Illinois is ranked as the most tax-burdened state in the union, according to a WalletHub analysis, with an average combined tax rate--state income tax, local property taxes, other taxes--of 14.76 percent.

Because of the already high tax burden, several Illinoisians wish to leave the state for relief, according to a survey by the Paul Simon Public Policy Institute in October 2016. In fact, that survey reports that 47 percent of respondents wish to leave the state.

Migration out of the state isn't just reserved for the citizens as several companies are shuttering operations or are moving out of state to more business friendly environments.

Taxes would increase for individuals and corporations who wish to remain to shore up the loss of revenue. Simply put, the debt of the state government will drag the state's economic health down with it as corporate, sales, and personal tax obligations continue to increase.

 

Cash-Strapped Governments Turn Toward Taxes

We have seen cash-strapped governments turn toward taxes many times before. The concept happens before our very eyes. And the Illinois budget crisis is the most salient real-world example of public debt run amok.

For several years now, the state has gone without a budget deal to responsibly fund functions of the state government. Because of a very bad case of partisan gridlock among Republican Gov. Bruce Rauner and the Democrat-controlled state legislature, fiscal policy has been a point of contention.

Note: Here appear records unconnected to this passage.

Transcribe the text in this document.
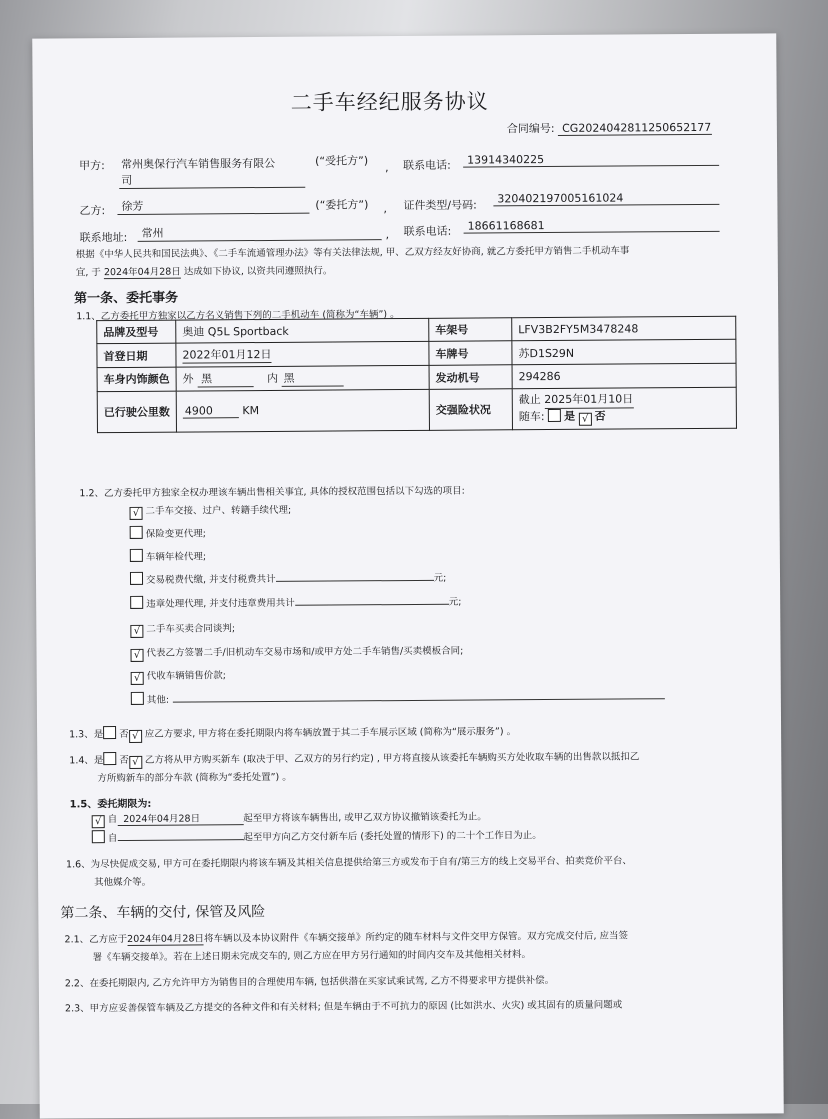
二手车经纪服务协议
合同编号: CG2024042811250652177
甲方: 常州奥保行汽车销售服务有限公
司
(“受托方”) , 联系电话:	13914340225
乙方:	徐芳	(“委托方”) , 证件类型/号码:	320402197005161024
联系地址:	常州	, 联系电话:	18661168681
根据《中华人民共和国民法典》、《二手车流通管理办法》等有关法律法规, 甲、乙双方经友好协商, 就乙方委托甲方销售二手机动车事
宜, 于 2024年04月28日 达成如下协议, 以资共同遵照执行。
第一条、委托事务
1.1、乙方委托甲方独家以乙方名义销售下列的二手机动车 (简称为“车辆”) 。
品牌及型号	奥迪 Q5L Sportback	车架号	LFV3B2FY5M3478248
首登日期	2022年01月12日	车牌号	苏D1S29N
车身内饰颜色	外 黑 内 黑	发动机号	294286
已行驶公里数	4900 KM	交强险状况	截止 2025年01月10日
随车: 是 √ 否
1.2、乙方委托甲方独家全权办理该车辆出售相关事宜, 具体的授权范围包括以下勾选的项目:
√ 二手车交接、过户、转籍手续代理;
保险变更代理;
车辆年检代理;
交易税费代缴, 并支付税费共计	元;
违章处理代理, 并支付违章费用共计	元;
√ 二手车买卖合同谈判;
√ 代表乙方签署二手/旧机动车交易市场和/或甲方处二手车销售/买卖模板合同;
√ 代收车辆销售价款;
其他:
1.3、是 否 √ 应乙方要求, 甲方将在委托期限内将车辆放置于其二手车展示区域 (简称为“展示服务”) 。
1.4、是 否 √ 乙方将从甲方购买新车 (取决于甲、乙双方的另行约定) , 甲方将直接从该委托车辆购买方处收取车辆的出售款以抵扣乙
方所购新车的部分车款 (简称为“委托处置”) 。
1.5、委托期限为:
√ 自 2024年04月28日	起至甲方将该车辆售出, 或甲乙双方协议撤销该委托为止。
自	起至甲方向乙方交付新车后 (委托处置的情形下) 的二十个工作日为止。
1.6、为尽快促成交易, 甲方可在委托期限内将该车辆及其相关信息提供给第三方或发布于自有/第三方的线上交易平台、拍卖竞价平台、
其他媒介等。
第二条、车辆的交付, 保管及风险
2.1、乙方应于2024年04月28日将车辆以及本协议附件《车辆交接单》所约定的随车材料与文件交甲方保管。双方完成交付后, 应当签
署《车辆交接单》。若在上述日期未完成交车的, 则乙方应在甲方另行通知的时间内交车及其他相关材料。
2.2、在委托期限内, 乙方允许甲方为销售目的合理使用车辆, 包括供潜在买家试乘试驾, 乙方不得要求甲方提供补偿。
2.3、甲方应妥善保管车辆及乙方提交的各种文件和有关材料; 但是车辆由于不可抗力的原因 (比如洪水、火灾) 或其固有的质量问题或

The reason for the state of Illinois going three years without a balanced budget varies to whom you ask; however, one of the main issues--and quite possibly the most costly--is the state's growing unfunded pension commitment.

According to the Illinois Policy Institute, the pension crisis in the state has contributed to the financial climate the state is in with the added potential for the continual increase of taxes, across the board. One estimation suggested that the overall cost to0 pay down the pension crisis--apart from the other major financial commitments the state has--is estimated to be $56,000 per household, per year.

Consider these facts with that projection:

  • The combined total cost of unfunded pensions for public retirement funds maintained by local and state governments exceeds $267 billion.
  • The average household income for Illinois is $59,588 for 2015.
  • The average combined tax rate is 14.76 percent, according to the WalletHub analysis.

 

A Funding Black Hole

The pensions only serve as only one part of the budgetary crisis. Years of overspending and exhausting credit lines has resulted in a funding black hole, so to speak. With a major poverty crisis, the state government manages a portfolio of very generous social welfare and public assistance programs that drive costs higher, as well.

Not to mention, the regulatory regime within the state makes it one of the worst in the country for being "small-business friendly" and accessible for individuals to enter into business for themselves.

So, naturally, the cost to run all of these government programs, a sprawling bureaucracy, a nifty paycheck for lawmakers--among other commitments--adds up. What is the solution for a government to replenish its coffers with fresh revenue? Raise taxes on the citizens and spread the costs among the populace.

 

'What Not To Expect'

The proposal serves as the Democrat's budget proposal despite Rauner's, and other Republicans, wish to balance the budget without increasing taxes. Ultimately, the wish of the governor's administration was to advocate for and ensure the passage of a budget proposal that has several cuts in select areas of the state government's operations.

To make matters worst, the state legislature failed to reach a budget agreement before the new fiscal year began on July 1st. Such a failure marked three years without a budget.

Regardless, the sentiments held on both sides of the aisle could stall the budget once more or a gubernatorial veto will be levied. All that can be said is to write off the budget crisis in Illinois as a "what not to expect" if a state government is fiscally responsible.

No wonder residents are eyeing tax friendly states.